I grinned, walked to the open door, went in.
Inside, under dim lights, was a bar and a dance floor. In a corner, on a yellow and red carpet, an orchestra of four played: a pianist with kinky hair, a sallow-faced fiddler, a nigger drummer and a blond saxophonist. Behind the bar stood a Cuban.
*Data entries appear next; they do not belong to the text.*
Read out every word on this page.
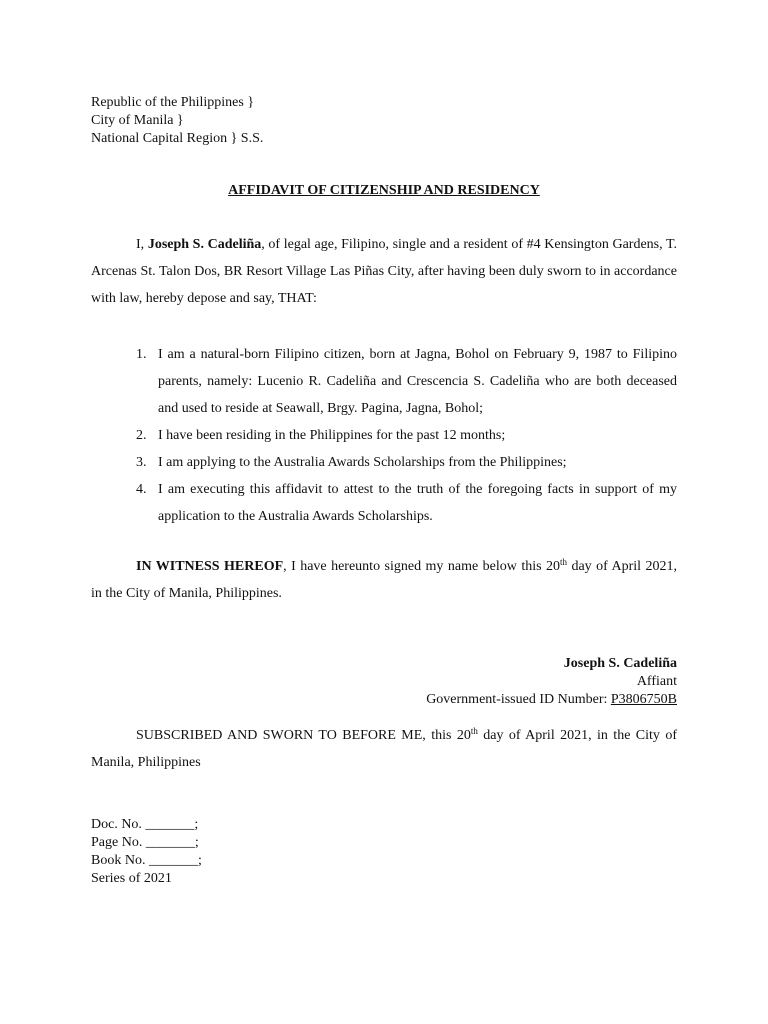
Republic of the Philippines }
City of Manila }
National Capital Region } S.S.
AFFIDAVIT OF CITIZENSHIP AND RESIDENCY

I, Joseph S. Cadeliña, of legal age, Filipino, single and a resident of #4 Kensington Gardens, T. Arcenas St. Talon Dos, BR Resort Village Las Piñas City, after having been duly sworn to in accordance with law, hereby depose and say, THAT:

1. I am a natural-born Filipino citizen, born at Jagna, Bohol on February 9, 1987 to Filipino parents, namely: Lucenio R. Cadeliña and Crescencia S. Cadeliña who are both deceased and used to reside at Seawall, Brgy. Pagina, Jagna, Bohol;
2. I have been residing in the Philippines for the past 12 months;
3. I am applying to the Australia Awards Scholarships from the Philippines;
4. I am executing this affidavit to attest to the truth of the foregoing facts in support of my application to the Australia Awards Scholarships.

IN WITNESS HEREOF, I have hereunto signed my name below this 20th day of April 2021, in the City of Manila, Philippines.

Joseph S. Cadeliña
Affiant
Government-issued ID Number: P3806750B

SUBSCRIBED AND SWORN TO BEFORE ME, this 20th day of April 2021, in the City of Manila, Philippines

Doc. No. _______;
Page No. _______;
Book No. _______;
Series of 2021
Several couples moved listlessly around the dance floor. The men looked the type you’d expect to find in a joint like this; the girls danced in their underwear. Each had on a brassiere, silk panties, silk stockings and high-heeled slippers. There was a line of flesh on each girl from breast to hip and from one-third down their thighs to their knees. Some of the girls were quite pretty.
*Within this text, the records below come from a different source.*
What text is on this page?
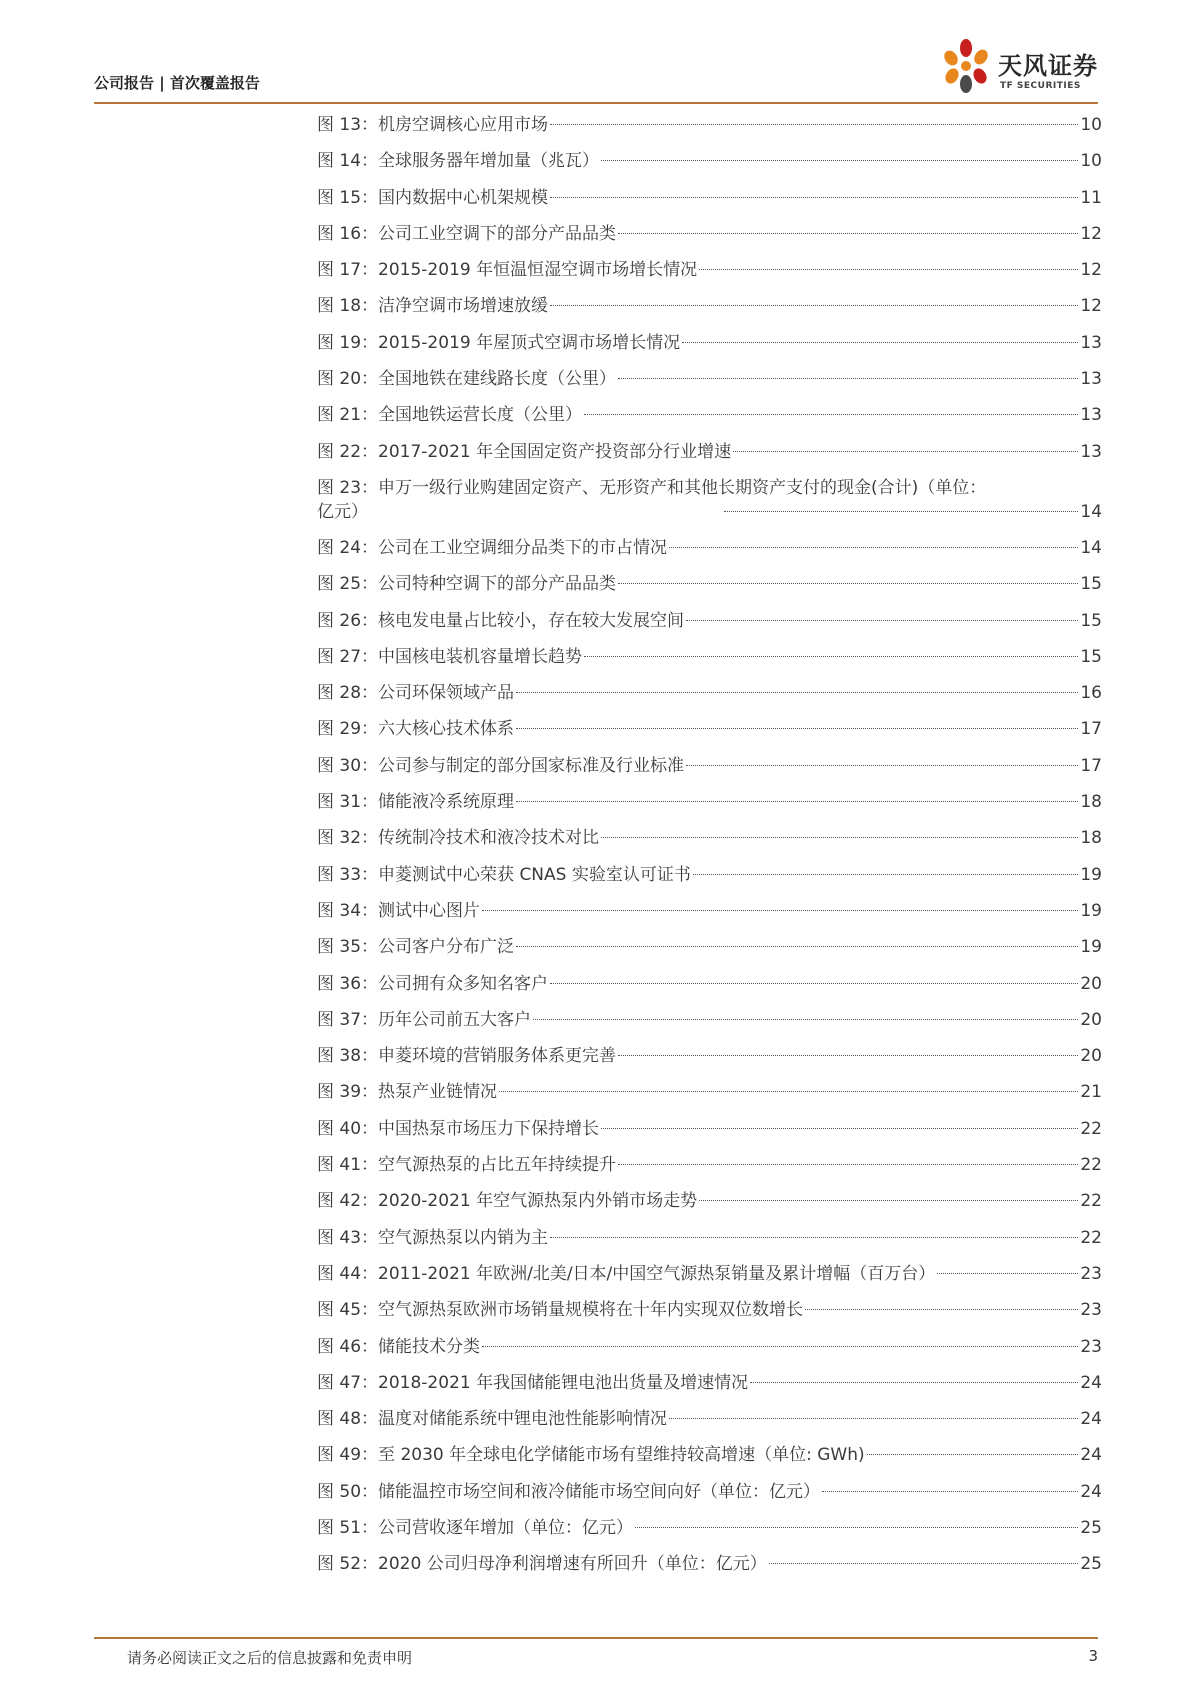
公司报告 | 首次覆盖报告
天风证券
TF SECURITIES
图 13：机房空调核心应用市场	10
图 14：全球服务器年增加量（兆瓦）	10
图 15：国内数据中心机架规模	11
图 16：公司工业空调下的部分产品品类	12
图 17：2015-2019 年恒温恒湿空调市场增长情况	12
图 18：洁净空调市场增速放缓	12
图 19：2015-2019 年屋顶式空调市场增长情况	13
图 20：全国地铁在建线路长度（公里）	13
图 21：全国地铁运营长度（公里）	13
图 22：2017-2021 年全国固定资产投资部分行业增速	13
图 23：申万一级行业购建固定资产、无形资产和其他长期资产支付的现金(合计)（单位：
亿元）	14
图 24：公司在工业空调细分品类下的市占情况	14
图 25：公司特种空调下的部分产品品类	15
图 26：核电发电量占比较小，存在较大发展空间	15
图 27：中国核电装机容量增长趋势	15
图 28：公司环保领域产品	16
图 29：六大核心技术体系	17
图 30：公司参与制定的部分国家标准及行业标准	17
图 31：储能液冷系统原理	18
图 32：传统制冷技术和液冷技术对比	18
图 33：申菱测试中心荣获 CNAS 实验室认可证书	19
图 34：测试中心图片	19
图 35：公司客户分布广泛	19
图 36：公司拥有众多知名客户	20
图 37：历年公司前五大客户	20
图 38：申菱环境的营销服务体系更完善	20
图 39：热泵产业链情况	21
图 40：中国热泵市场压力下保持增长	22
图 41：空气源热泵的占比五年持续提升	22
图 42：2020-2021 年空气源热泵内外销市场走势	22
图 43：空气源热泵以内销为主	22
图 44：2011-2021 年欧洲/北美/日本/中国空气源热泵销量及累计增幅（百万台）	23
图 45：空气源热泵欧洲市场销量规模将在十年内实现双位数增长	23
图 46：储能技术分类	23
图 47：2018-2021 年我国储能锂电池出货量及增速情况	24
图 48：温度对储能系统中锂电池性能影响情况	24
图 49：至 2030 年全球电化学储能市场有望维持较高增速（单位: GWh)	24
图 50：储能温控市场空间和液冷储能市场空间向好（单位：亿元）	24
图 51：公司营收逐年增加（单位：亿元）	25
图 52：2020 公司归母净利润增速有所回升（单位：亿元）	25
请务必阅读正文之后的信息披露和免责申明	3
The air in the room was torrid, heavy, humid; a combination of human sweat, dime-a-squirt perfume, gin breath. Paper streamers hung from the ceiling like Spanish moss.
We handed our hats to a Chinese boy, and paused to get our bearings.
I glanced at my wrist-watch. It was ten minutes past eleven.
“For the next twenty minutes, you can relax. At eleven-thirty we start work.”